There are exactly two redeeming factors about this book that warrant a 1 star rating (rather than noting that I wish I could give it zero stars): First, that the book is conversationally written in a manner that is very easy to read. You’re not sitting through dry academic prose here, and that at least helps make the read enjoyable. Second, at the end of the book he lists quite a few suggested readings and organizations that are active in this cause, and the organizations in particular are good to at least be aware of.

So while the initial premise of the book is amazing, the book is simply too flawed to recommend to anyone who doesn’t already agree with the premise, unfortunately.

This review of Executing Grace by Shane Claiborne was originally published on March 6, 2018.

#BookReview: The New Jim Crow by Michelle Alexander

Fundamentally Flawed, But With Some Good Points And Multitudinous Evidence. Overall, Alexander’s work has some good points – mostly when it concerns examining the United States’ mass incarceration system as a whole. Its fundamental fatal flaw however its its central tenet- that this mass incarceration system is a system of *racial*, rather than class, control. But at least Alexander documents her case well, even when only citing evidence from a particular strain of thought that happens to agree with her own. Worth reading – highly recommended even – for the examination of the mass incarceration system and its effects as a whole , but severely hampered in its attempts to portray the system as “just another way to keep the black man down”. In that central tenet, it does its greatest disservice to showing the full monstrosity that is the US mass incarceration system.

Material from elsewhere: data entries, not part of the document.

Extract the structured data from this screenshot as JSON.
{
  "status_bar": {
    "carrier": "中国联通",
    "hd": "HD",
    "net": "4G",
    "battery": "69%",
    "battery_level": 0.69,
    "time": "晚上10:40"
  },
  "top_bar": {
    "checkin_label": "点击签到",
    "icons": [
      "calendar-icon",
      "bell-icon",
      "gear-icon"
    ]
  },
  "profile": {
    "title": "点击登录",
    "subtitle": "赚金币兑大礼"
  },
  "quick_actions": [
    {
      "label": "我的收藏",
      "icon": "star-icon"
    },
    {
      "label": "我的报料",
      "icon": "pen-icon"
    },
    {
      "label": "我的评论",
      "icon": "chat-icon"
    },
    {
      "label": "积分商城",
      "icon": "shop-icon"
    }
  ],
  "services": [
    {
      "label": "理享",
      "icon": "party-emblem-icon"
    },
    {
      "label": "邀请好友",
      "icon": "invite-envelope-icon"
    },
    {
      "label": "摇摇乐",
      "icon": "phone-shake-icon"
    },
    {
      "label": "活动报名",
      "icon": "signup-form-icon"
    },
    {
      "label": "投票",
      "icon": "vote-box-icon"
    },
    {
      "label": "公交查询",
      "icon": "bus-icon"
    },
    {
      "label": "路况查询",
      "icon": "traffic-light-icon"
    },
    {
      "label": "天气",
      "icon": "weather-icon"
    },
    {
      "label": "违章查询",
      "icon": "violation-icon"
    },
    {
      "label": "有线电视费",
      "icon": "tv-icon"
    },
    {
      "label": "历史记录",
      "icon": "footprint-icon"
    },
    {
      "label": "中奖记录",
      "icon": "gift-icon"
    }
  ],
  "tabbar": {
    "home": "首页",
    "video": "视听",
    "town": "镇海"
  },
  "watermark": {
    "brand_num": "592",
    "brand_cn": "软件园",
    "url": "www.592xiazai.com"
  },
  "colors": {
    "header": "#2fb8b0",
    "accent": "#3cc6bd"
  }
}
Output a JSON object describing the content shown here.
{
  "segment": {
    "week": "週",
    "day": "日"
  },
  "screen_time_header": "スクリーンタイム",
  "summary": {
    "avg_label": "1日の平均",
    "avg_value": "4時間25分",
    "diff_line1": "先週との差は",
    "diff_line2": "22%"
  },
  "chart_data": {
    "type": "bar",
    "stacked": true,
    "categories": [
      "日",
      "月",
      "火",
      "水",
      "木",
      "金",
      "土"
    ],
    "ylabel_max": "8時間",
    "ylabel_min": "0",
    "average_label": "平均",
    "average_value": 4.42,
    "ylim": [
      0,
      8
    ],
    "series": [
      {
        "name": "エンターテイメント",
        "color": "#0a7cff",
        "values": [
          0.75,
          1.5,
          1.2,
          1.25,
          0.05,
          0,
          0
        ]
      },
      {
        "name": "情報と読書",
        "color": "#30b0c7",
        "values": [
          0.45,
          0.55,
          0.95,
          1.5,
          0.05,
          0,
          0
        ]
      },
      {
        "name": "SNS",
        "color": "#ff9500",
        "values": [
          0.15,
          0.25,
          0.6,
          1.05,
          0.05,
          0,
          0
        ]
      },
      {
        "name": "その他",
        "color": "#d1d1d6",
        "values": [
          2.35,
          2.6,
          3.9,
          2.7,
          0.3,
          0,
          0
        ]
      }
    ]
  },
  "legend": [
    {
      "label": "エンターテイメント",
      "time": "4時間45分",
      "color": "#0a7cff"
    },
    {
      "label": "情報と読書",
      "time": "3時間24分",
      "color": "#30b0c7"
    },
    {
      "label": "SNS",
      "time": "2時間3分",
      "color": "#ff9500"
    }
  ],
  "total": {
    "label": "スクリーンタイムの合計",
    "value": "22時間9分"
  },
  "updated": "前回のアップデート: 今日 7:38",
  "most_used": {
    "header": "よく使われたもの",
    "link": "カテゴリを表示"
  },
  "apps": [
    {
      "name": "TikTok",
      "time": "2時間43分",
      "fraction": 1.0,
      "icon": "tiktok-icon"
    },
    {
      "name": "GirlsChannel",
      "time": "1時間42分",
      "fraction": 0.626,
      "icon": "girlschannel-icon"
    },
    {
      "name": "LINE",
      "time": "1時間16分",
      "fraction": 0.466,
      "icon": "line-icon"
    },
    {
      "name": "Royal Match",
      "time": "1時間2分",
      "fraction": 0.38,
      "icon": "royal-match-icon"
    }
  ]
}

This review of The New Jim Crow by Michelle Alexander was originally published on February 18, 2018.

Featured New Release Of The Week: Justice In Plain Sight by Dan Bernstein

This first week of 2019, we examine a book that sheds light on the fight to secure a crucial, if often underappreciated, Constitutional right in the United States: the right of the press and the public to attend jury selection and pre-trial hearings in criminal cases in the United States. This week, we look at Justice In Plain Sight by Dan Bernstein.

This was a well researched and documented look at two pivotal Supreme Court cases from the mid 1980s that established a Constitutional Right of the public and the press to attend jury selection (the first case) and pre-trial hearings (the second case). The last 17% of the version of the book I read was nothing but footnote references, and that didn’t even include an index! Yet for all its research, it still presented a very readable, very well structured look at the entire environment surrounding these cases. What were the specific facts of the cases themselves? What had the Supreme Court been doing recently relative to the issues being asked of it in these cases? Who were the humans involved – from the accused criminals to the lawyers representing them to the prosecutors and the newspapermen and the newspapermens’ lawyers and the various judges at ever level? We get brief biographies of them all, and yet it all works together to show how these people met at this particular moment in history to fight this particular battle that produced this particular result. Even the epilogue, showing just how important these two cases have been in just the last decade or so, was eye opening.

Seriously, read this book. Read it this year, the 35th anniversary of when the first case was decided. Because it has only been within this reader’s lifetime that these cases have been decided at the Supreme Court level, and that in and of itself is simply astounding.